A forma como o quadro actual produz essa compensação, não pode de forma alguma merecer a concordância de pessoas que cultivem valores de equidade fiscal.
Menosprezando alguns abusos conhecidos do recurso imerecido do mecanismo, penso que ele deve envergonhar os cidadãos portadores de deficiência, pois, quando se pretende introduzir uma compensação, está-se, na verdade, a contemplar situações de verdadeira injustiça fiscal.

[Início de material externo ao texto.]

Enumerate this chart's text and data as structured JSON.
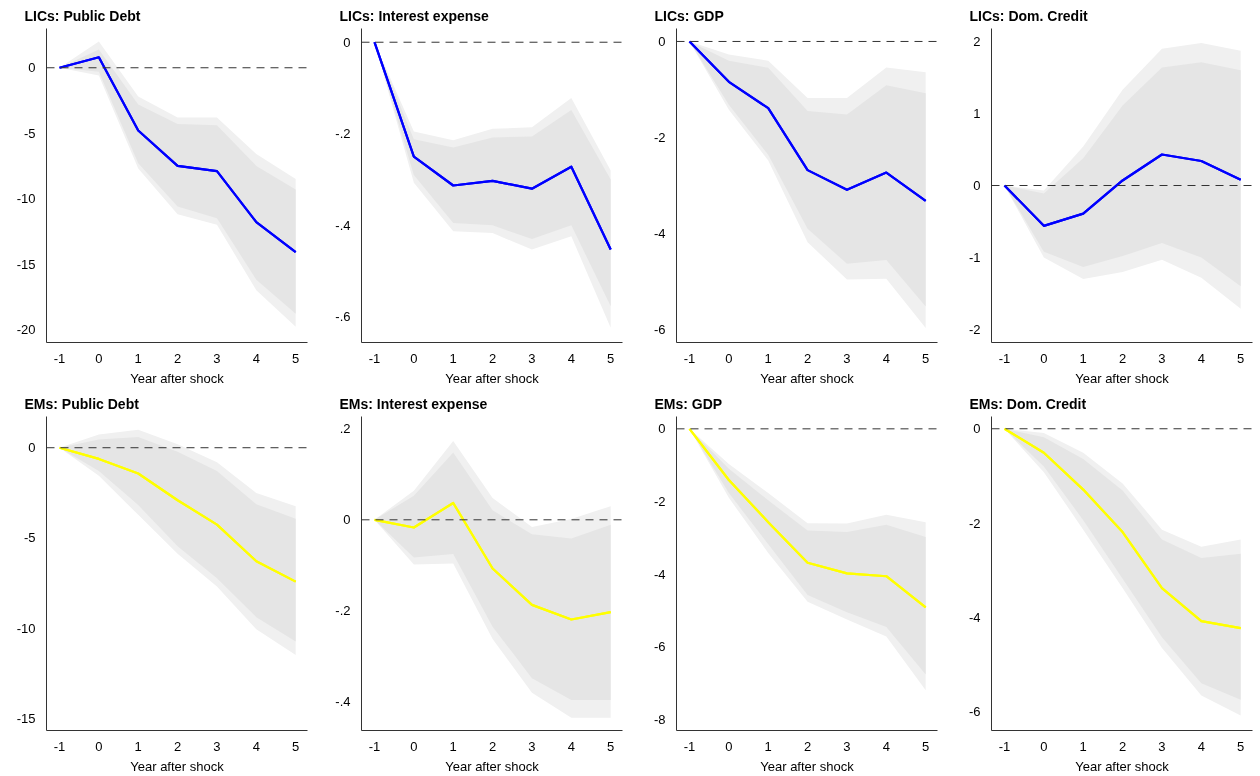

Quais as razões que justificam que cidadãos portadores do mesmo tipo e nível de deficiência sejam tratados tão diferenciadamente pelo sistema em vigor?
Dois cidadãos que, por infortúnio da sorte, se vejam desprovidos, por exemplo, da sua mão direita, em que um tenha uma remuneração mensal de 2 500 euros e outro tenha uma remuneração mensal de 500 euros, pela mesma deficiência um vê deduzido, mensalmente, ao seu rendimento fiscal 1250 euros, enquanto outro vê deduzido

apenas 250 euros. O que é que se passará? Será que a um faz mais falta a mão do que a outro? Se o actual sistema valoriza uma mão, mensalmente a 1250 euros e outra, a 250 euros, o que é que justifica tal diferença?

Que me perdoem os cidadãos que têm a infelicidade de serem portadores de deficiência, mas o mecanismo que é proposto no Orçamento do Estado para 2007, é muito mais justo, pois trata da mesma maneira e com a mesma valorização, a mão do rico e a mão do pobre.

Julgo que as pessoas de bom senso não podem ter, quanto a este processo, uma leitura diferente da que se apresenta, salvaguardadas as situações em que é proibido pensar pela sua própria cabeça.

Se o valor não é adequado para compensar a diminuição da capacidade de angariar rendimentos que a deficiência provoca, então discuta-se esse valor, mas não se menospreze o mérito da medida.

É que perante tantos chavões, tantas frases feitas, parece que alguém ainda cultiva alguma lucidez de espírito esse parece ser o primeiro-ministro.